Прекрасный августовский день 1818 года. Сияющее солнце, сверкающее море. Рано утром они вдвоем взошли на борт в Вике на острове Рюген, разместили багаж и художественные принадлежности Фридриха на маленьком паруснике и беззвучно заскользили по сонному заливу, оставили справа светло-зеленые буковые рощи Хиддензее, после чего взяли курс на Юг, на Штральзунд. С востока, с пологих холмов Рюгена, с его древних курганов веет теплый ветер, наполняющий паруса, заставляющий снасти напрягать свои мускулы.

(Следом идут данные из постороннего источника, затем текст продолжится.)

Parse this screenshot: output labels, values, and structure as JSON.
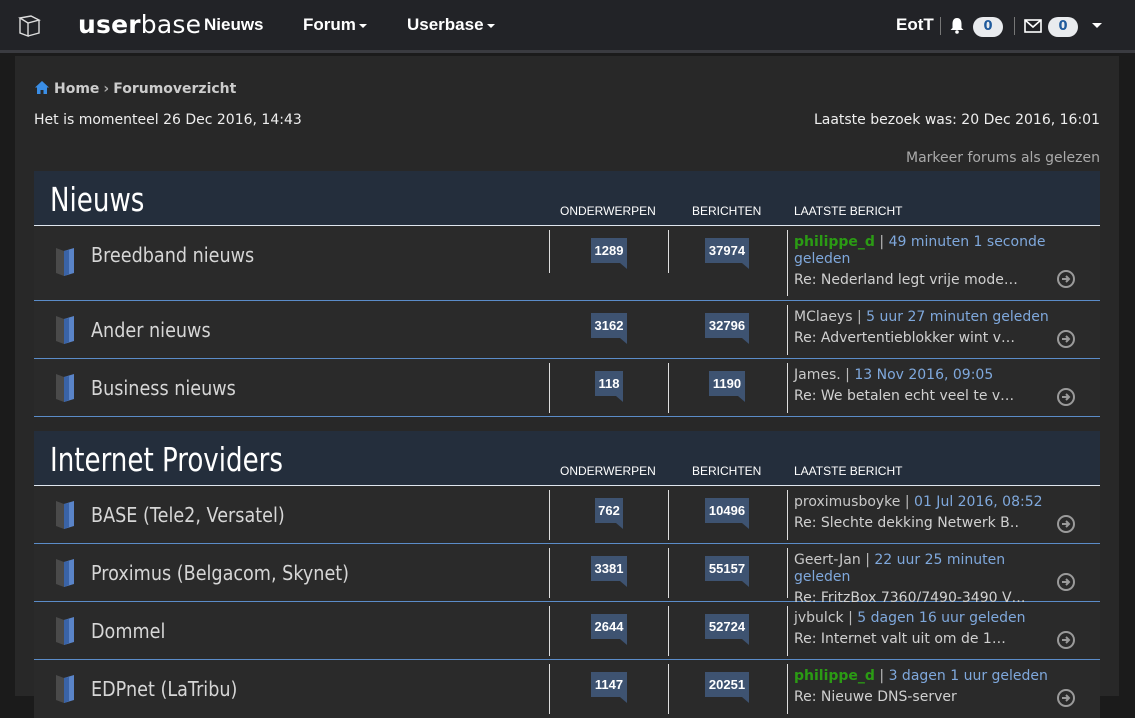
{
  "topbar": {
    "logo_bold": "user",
    "logo_light": "base",
    "nav": [
      {
        "label": "Nieuws",
        "caret": false
      },
      {
        "label": "Forum",
        "caret": true
      },
      {
        "label": "Userbase",
        "caret": true
      }
    ],
    "username": "EotT",
    "notifications_count": "0",
    "messages_count": "0"
  },
  "breadcrumb": {
    "home": "Home",
    "current": "Forumoverzicht"
  },
  "info": {
    "current_time": "Het is momenteel 26 Dec 2016, 14:43",
    "last_visit": "Laatste bezoek was: 20 Dec 2016, 16:01",
    "mark_read": "Markeer forums als gelezen"
  },
  "columns": {
    "topics": "ONDERWERPEN",
    "posts": "BERICHTEN",
    "last_post": "LAATSTE BERICHT"
  },
  "categories": [
    {
      "title": "Nieuws",
      "forums": [
        {
          "name": "Breedband nieuws",
          "topics": "1289",
          "posts": "37974",
          "last_user": "philippe_d",
          "last_user_green": true,
          "last_time": "49 minuten 1 seconde geleden",
          "last_subject": "Re: Nederland legt vrije mode…"
        },
        {
          "name": "Ander nieuws",
          "topics": "3162",
          "posts": "32796",
          "last_user": "MClaeys",
          "last_user_green": false,
          "last_time": "5 uur 27 minuten geleden",
          "last_subject": "Re: Advertentieblokker wint v…"
        },
        {
          "name": "Business nieuws",
          "topics": "118",
          "posts": "1190",
          "last_user": "James.",
          "last_user_green": false,
          "last_time": "13 Nov 2016, 09:05",
          "last_subject": "Re: We betalen echt veel te v…"
        }
      ]
    },
    {
      "title": "Internet Providers",
      "forums": [
        {
          "name": "BASE (Tele2, Versatel)",
          "topics": "762",
          "posts": "10496",
          "last_user": "proximusboyke",
          "last_user_green": false,
          "last_time": "01 Jul 2016, 08:52",
          "last_subject": "Re: Slechte dekking Netwerk B…"
        },
        {
          "name": "Proximus (Belgacom, Skynet)",
          "topics": "3381",
          "posts": "55157",
          "last_user": "Geert-Jan",
          "last_user_green": false,
          "last_time": "22 uur 25 minuten geleden",
          "last_subject": "Re: FritzBox 7360/7490-3490 V…"
        },
        {
          "name": "Dommel",
          "topics": "2644",
          "posts": "52724",
          "last_user": "jvbulck",
          "last_user_green": false,
          "last_time": "5 dagen 16 uur geleden",
          "last_subject": "Re: Internet valt uit om de 1…"
        },
        {
          "name": "EDPnet (LaTribu)",
          "topics": "1147",
          "posts": "20251",
          "last_user": "philippe_d",
          "last_user_green": true,
          "last_time": "3 dagen 1 uur geleden",
          "last_subject": "Re: Nieuwe DNS-server"
        }
      ]
    }
  ]
}
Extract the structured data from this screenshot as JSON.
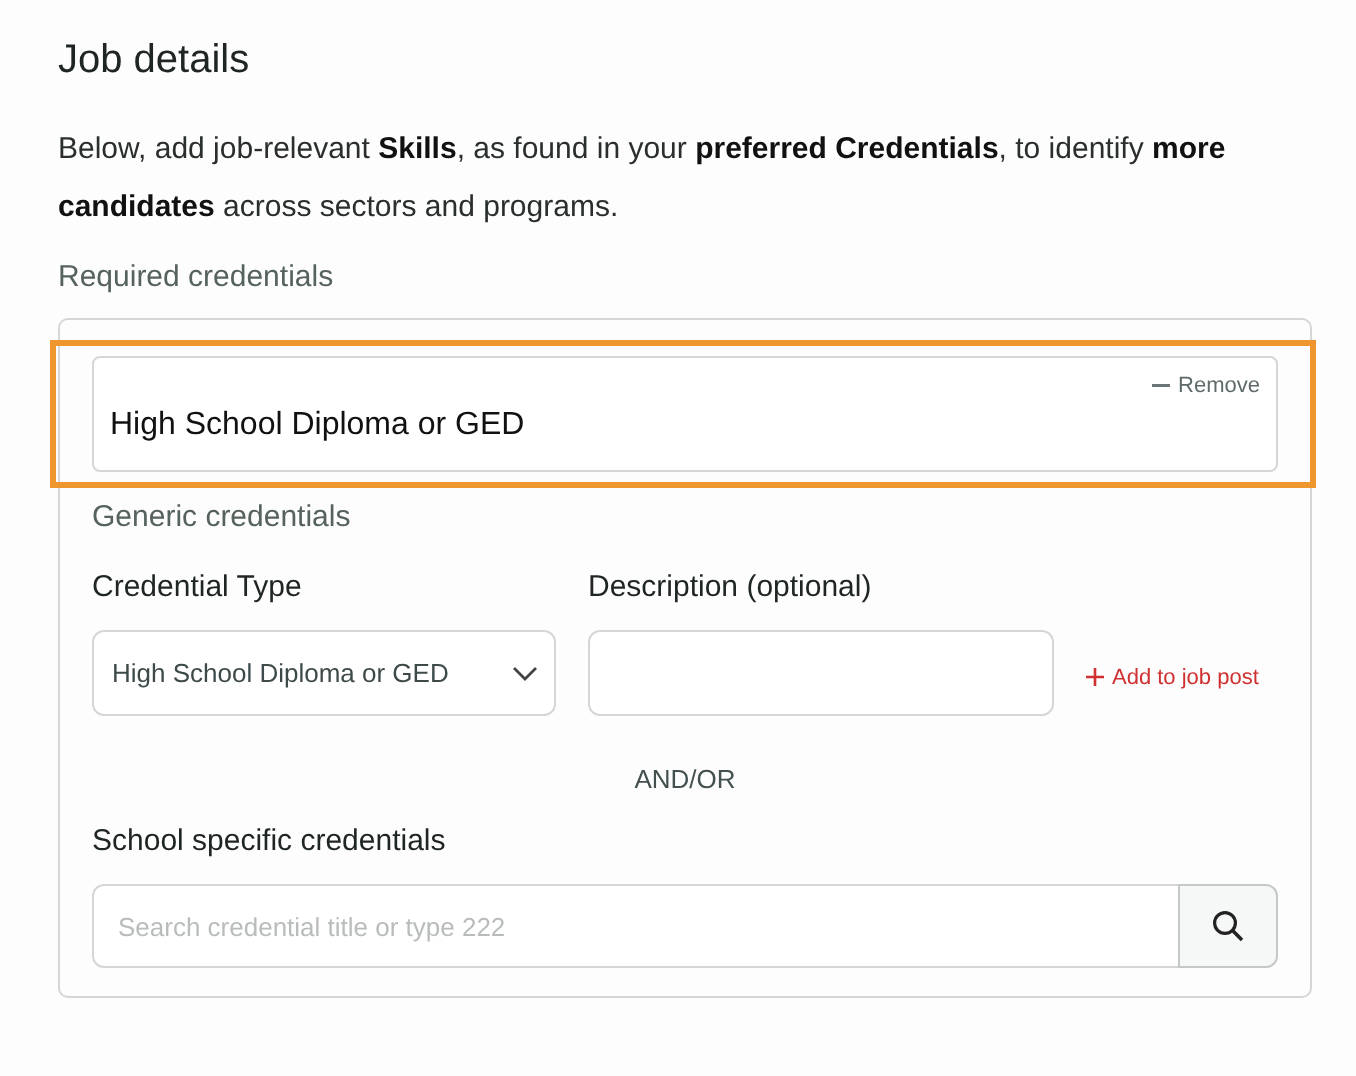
{
  "title": "Job details",
  "intro": "Below, add job-relevant **Skills**, as found in your **preferred Credentials**, to identify **more candidates** across sectors and programs.",
  "section_label": "Required credentials",
  "credentials": [
    {
      "title": "High School Diploma or GED",
      "remove_label": "Remove",
      "highlighted": true
    }
  ],
  "generic": {
    "heading": "Generic credentials",
    "type_label": "Credential Type",
    "type_value": "High School Diploma or GED",
    "description_label": "Description (optional)",
    "add_label": "Add to job post"
  },
  "separator": "AND/OR",
  "school": {
    "label": "School specific credentials",
    "placeholder": "Search credential title or type 222"
  }
}
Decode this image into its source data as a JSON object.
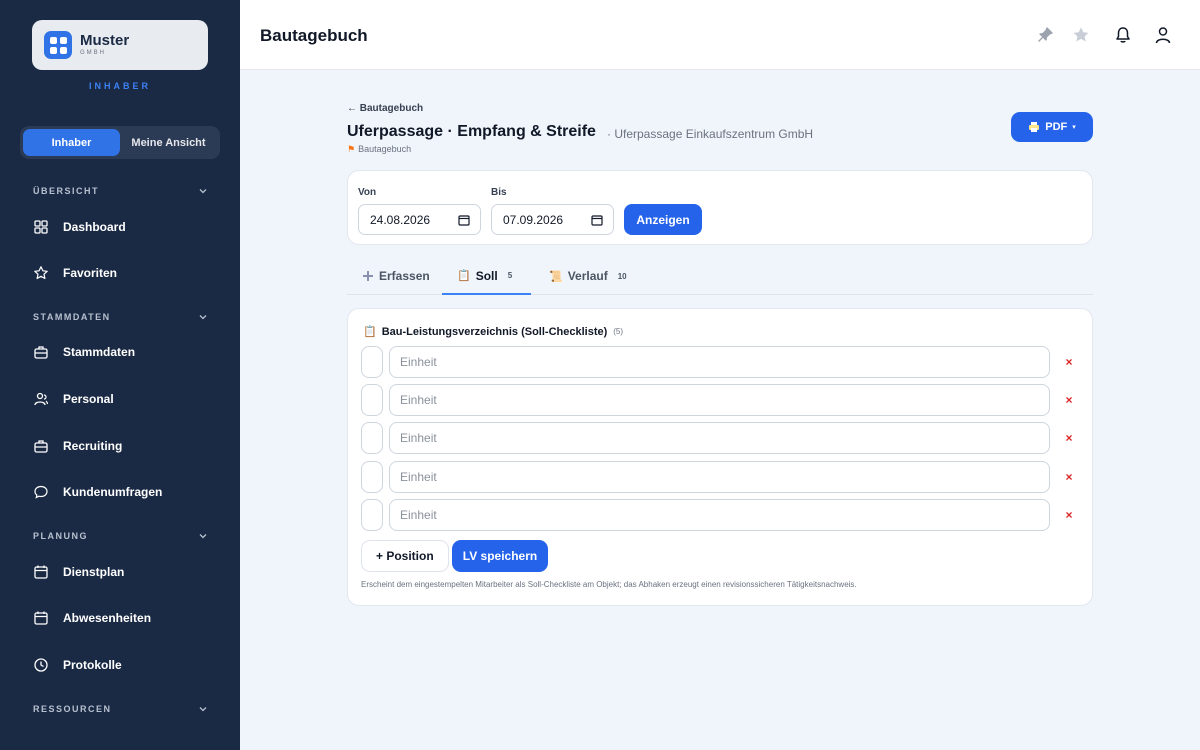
{
  "sidebar": {
    "brand_name": "Muster",
    "brand_sub": "GMBH",
    "role_label": "INHABER",
    "toggle": [
      "Inhaber",
      "Meine Ansicht"
    ],
    "sections": {
      "uebersicht": "ÜBERSICHT",
      "stammdaten": "STAMMDATEN",
      "planung": "PLANUNG",
      "ressourcen": "RESSOURCEN"
    },
    "items": {
      "dashboard": "Dashboard",
      "favoriten": "Favoriten",
      "stammdaten": "Stammdaten",
      "personal": "Personal",
      "recruiting": "Recruiting",
      "kundenumfragen": "Kundenumfragen",
      "dienstplan": "Dienstplan",
      "abwesenheiten": "Abwesenheiten",
      "protokolle": "Protokolle"
    }
  },
  "header": {
    "title": "Bautagebuch",
    "icons": [
      "pin-icon",
      "star-icon",
      "bell-icon",
      "user-icon"
    ]
  },
  "page": {
    "back_link": "← Bautagebuch",
    "title": "Uferpassage · Empfang & Streife",
    "subtitle": "· Uferpassage Einkaufszentrum GmbH",
    "crumb": "Bautagebuch",
    "pdf_label": "PDF",
    "pdf_caret": "▾"
  },
  "filter": {
    "von_label": "Von",
    "von_value": "24.08.2026",
    "bis_label": "Bis",
    "bis_value": "07.09.2026",
    "show_label": "Anzeigen"
  },
  "tabs": [
    {
      "label": "Erfassen",
      "badge": ""
    },
    {
      "label": "Soll",
      "badge": "5"
    },
    {
      "label": "Verlauf",
      "badge": "10"
    }
  ],
  "lv": {
    "title": "Bau-Leistungsverzeichnis (Soll-Checkliste)",
    "count": "(5)",
    "rows": [
      {
        "placeholder": "Einheit"
      },
      {
        "placeholder": "Einheit"
      },
      {
        "placeholder": "Einheit"
      },
      {
        "placeholder": "Einheit"
      },
      {
        "placeholder": "Einheit"
      }
    ],
    "remove_glyph": "×",
    "add_label": "+ Position",
    "save_label": "LV speichern",
    "hint": "Erscheint dem eingestempelten Mitarbeiter als Soll-Checkliste am Objekt; das Abhaken erzeugt einen revisionssicheren Tätigkeitsnachweis."
  },
  "colors": {
    "sidebar_bg": "#1b2a44",
    "accent": "#2563eb",
    "danger": "#dc2626"
  }
}
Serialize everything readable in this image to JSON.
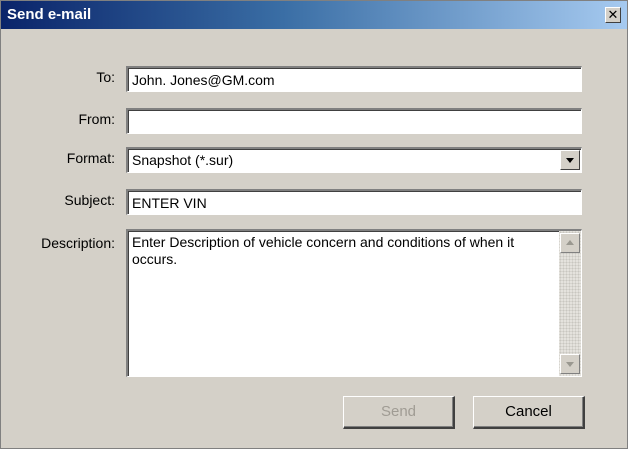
{
  "window": {
    "title": "Send e-mail",
    "close_glyph": "✕"
  },
  "form": {
    "to": {
      "label": "To:",
      "value": "John. Jones@GM.com"
    },
    "from": {
      "label": "From:",
      "value": ""
    },
    "format": {
      "label": "Format:",
      "value": "Snapshot (*.sur)"
    },
    "subject": {
      "label": "Subject:",
      "value": "ENTER VIN"
    },
    "description": {
      "label": "Description:",
      "value": "Enter Description of vehicle concern and conditions of when it occurs."
    }
  },
  "buttons": {
    "send": {
      "label": "Send",
      "enabled": false
    },
    "cancel": {
      "label": "Cancel",
      "enabled": true
    }
  },
  "icons": {
    "close": "close-icon",
    "dropdown": "chevron-down-icon",
    "scroll_up": "scroll-up-arrow-icon",
    "scroll_down": "scroll-down-arrow-icon"
  },
  "colors": {
    "titlebar_start": "#0a246a",
    "titlebar_end": "#a6caf0",
    "dialog_bg": "#d4d0c8",
    "disabled_text": "#a09c94"
  }
}
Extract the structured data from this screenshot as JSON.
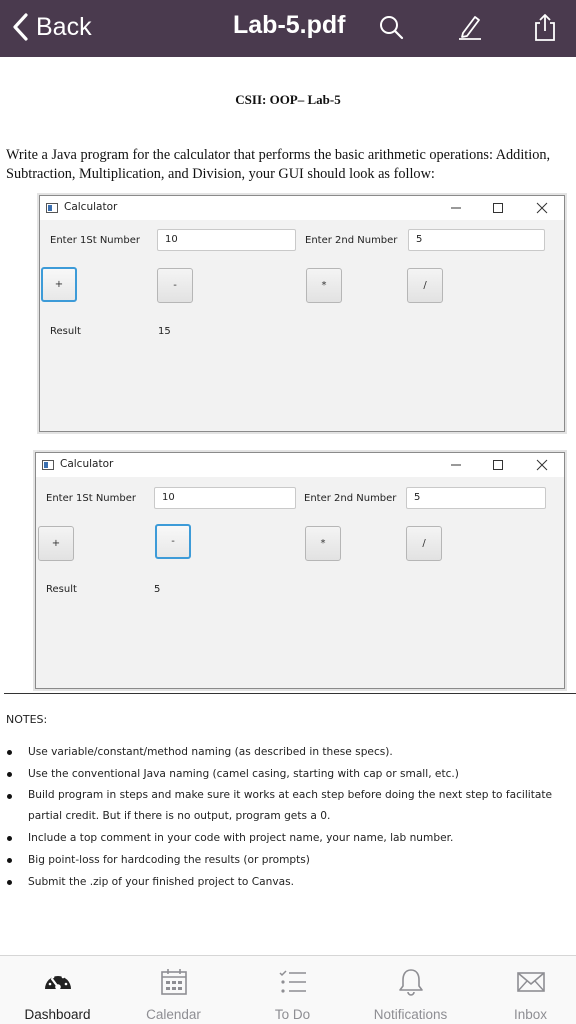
{
  "header": {
    "back_label": "Back",
    "title": "Lab-5.pdf",
    "icons": [
      "search-icon",
      "annotate-pen-icon",
      "share-icon"
    ],
    "color": "#4a3a4e"
  },
  "document": {
    "heading": "CSII: OOP– Lab-5",
    "intro": "Write a Java program for the calculator that performs the basic arithmetic operations: Addition, Subtraction, Multiplication, and Division, your GUI should look as follow:",
    "windows": [
      {
        "title": "Calculator",
        "label1": "Enter 1St Number",
        "value1": "10",
        "label2": "Enter 2nd Number",
        "value2": "5",
        "buttons": [
          "+",
          "-",
          "*",
          "/"
        ],
        "focused": "+",
        "result_label": "Result",
        "result_value": "15"
      },
      {
        "title": "Calculator",
        "label1": "Enter 1St Number",
        "value1": "10",
        "label2": "Enter 2nd Number",
        "value2": "5",
        "buttons": [
          "+",
          "-",
          "*",
          "/"
        ],
        "focused": "-",
        "result_label": "Result",
        "result_value": "5"
      }
    ],
    "notes_title": "NOTES:",
    "notes": [
      "Use variable/constant/method naming (as described in these specs).",
      "Use the conventional Java naming (camel casing, starting with cap or small, etc.)",
      "Build program in steps and make sure it works at each step before doing the next step to facilitate partial credit. But if there is no output, program gets a 0.",
      "Include a top comment in your code with project name, your name, lab number.",
      "Big point-loss for hardcoding the results (or prompts)",
      "Submit the .zip of your finished project to Canvas."
    ]
  },
  "tabbar": {
    "tabs": [
      {
        "label": "Dashboard",
        "icon": "dashboard-speedometer-icon",
        "active": true
      },
      {
        "label": "Calendar",
        "icon": "calendar-icon",
        "active": false
      },
      {
        "label": "To Do",
        "icon": "todo-list-icon",
        "active": false
      },
      {
        "label": "Notifications",
        "icon": "bell-icon",
        "active": false
      },
      {
        "label": "Inbox",
        "icon": "envelope-icon",
        "active": false
      }
    ]
  }
}
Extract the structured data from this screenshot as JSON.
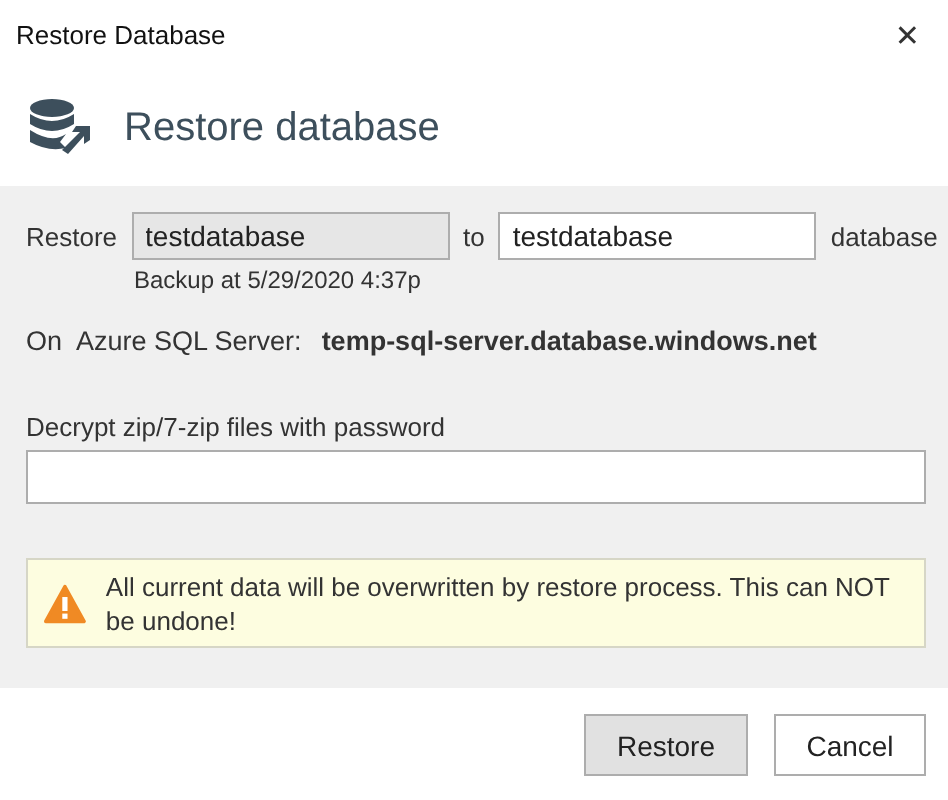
{
  "window": {
    "title": "Restore Database",
    "close": "✕"
  },
  "header": {
    "title": "Restore database"
  },
  "restore_row": {
    "label": "Restore",
    "source": {
      "value": "testdatabase",
      "disabled": true
    },
    "to": "to",
    "target": {
      "value": "testdatabase",
      "disabled": false
    },
    "suffix": "database"
  },
  "backup_note": "Backup at 5/29/2020 4:37p",
  "server": {
    "on": "On",
    "label": "Azure SQL Server:",
    "name": "temp-sql-server.database.windows.net"
  },
  "password": {
    "label": "Decrypt zip/7-zip files with password"
  },
  "warning": {
    "text": "All current data will be overwritten by restore process. This can NOT be undone!"
  },
  "buttons": [
    {
      "label": "Restore",
      "default": true
    },
    {
      "label": "Cancel",
      "default": false
    }
  ]
}
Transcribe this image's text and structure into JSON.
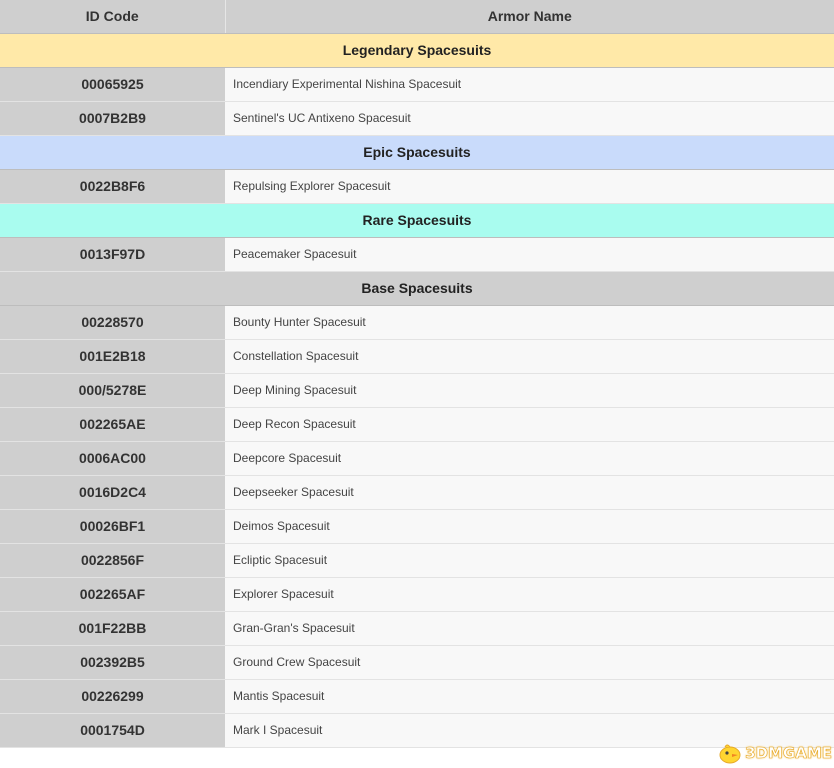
{
  "table": {
    "headers": {
      "id": "ID Code",
      "name": "Armor Name"
    },
    "sections": [
      {
        "title": "Legendary Spacesuits",
        "color": "#ffe9a8",
        "rows": [
          {
            "id": "00065925",
            "name": "Incendiary Experimental Nishina Spacesuit"
          },
          {
            "id": "0007B2B9",
            "name": "Sentinel's UC Antixeno Spacesuit"
          }
        ]
      },
      {
        "title": "Epic Spacesuits",
        "color": "#c9dbfb",
        "rows": [
          {
            "id": "0022B8F6",
            "name": "Repulsing Explorer Spacesuit"
          }
        ]
      },
      {
        "title": "Rare Spacesuits",
        "color": "#a9fcef",
        "rows": [
          {
            "id": "0013F97D",
            "name": "Peacemaker Spacesuit"
          }
        ]
      },
      {
        "title": "Base Spacesuits",
        "color": "#cfcfcf",
        "rows": [
          {
            "id": "00228570",
            "name": "Bounty Hunter Spacesuit"
          },
          {
            "id": "001E2B18",
            "name": "Constellation Spacesuit"
          },
          {
            "id": "000/5278E",
            "name": "Deep Mining Spacesuit"
          },
          {
            "id": "002265AE",
            "name": "Deep Recon Spacesuit"
          },
          {
            "id": "0006AC00",
            "name": "Deepcore Spacesuit"
          },
          {
            "id": "0016D2C4",
            "name": "Deepseeker Spacesuit"
          },
          {
            "id": "00026BF1",
            "name": "Deimos Spacesuit"
          },
          {
            "id": "0022856F",
            "name": "Ecliptic Spacesuit"
          },
          {
            "id": "002265AF",
            "name": "Explorer Spacesuit"
          },
          {
            "id": "001F22BB",
            "name": "Gran-Gran's Spacesuit"
          },
          {
            "id": "002392B5",
            "name": "Ground Crew Spacesuit"
          },
          {
            "id": "00226299",
            "name": "Mantis Spacesuit"
          },
          {
            "id": "0001754D",
            "name": "Mark I Spacesuit"
          }
        ]
      }
    ]
  },
  "watermark": {
    "text": "3DMGAME",
    "icon": "chick-mascot-icon",
    "color": "#e6a318"
  }
}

Ах, как он любит этот момент, когда большие льняные паруса вдруг громко натягиваются, а судно как по волшебству начинает двигаться. Разве человеческий гений, спрашивает он себя, создавал когда-либо что-то прекраснее этого? То же самое он собирается делать, вернувшись в Дрезден, – так же незаметно оживлять холст своей кистью, как ветер оживляет паруса. Лина нарушает ход его мыслей. «Гляди, Каспар, – говорит она, – гляди же, там, у отмели, ты видишь тюленей, вылезающих на берег?» «Извини, Лина, – отвечает он со смущенной улыбкой, – прости меня, пожалуйста, я совсем погрузился в свои мысли».
На дворе 11 августа 1818 года, они провели на Рюгене свой медовый месяц – он, чудаковатый сорокачетырехлетний художник из Грайфсвальда, и она, двадцатипятилетняя жительница Дрездена. На паруснике тихо, иногда сверху доносятся сильные взмахи крыльев и крики чаек, иногда до них долетает морская пена и на пышных рыжих бакенбардах Фридриха еще какое-то время блестят соленые капли. До этого путешествия Лина никогда не ходила по морю, ей было страшно, но если уж погибать, то лучше всего с ним, сказала она, да, она действительно так сказала. Каспар Давид Фридрих не верит своему счастью. «Как же я нашел тебя?» – шепчет он, сжимая ее руки. «Любовь – занятная штука», – писал он своему брату Кристиану, когда скоропостижно женился. «А Лина, провинциалка, – продолжал он, – очень даже пристрастилась к померанской [1] селедке, которую брат присылает молодоженам из Грайфсвальда». Да, с тех пор, как его «я» превратилось в «мы», в его дрезденской квартире многое изменилось. Ну и пусть, что ему пришлось убрать расставленные повсюду плевательницы, потому что она против, зато в остальном: «Мы больше едим, больше пьем, больше спим, больше смеемся, больше лепшуем»[2]. Да, лепшуем, он так и написал, что бы это ни значило, но в любом случае в следующем году у них рождается первый ребенок.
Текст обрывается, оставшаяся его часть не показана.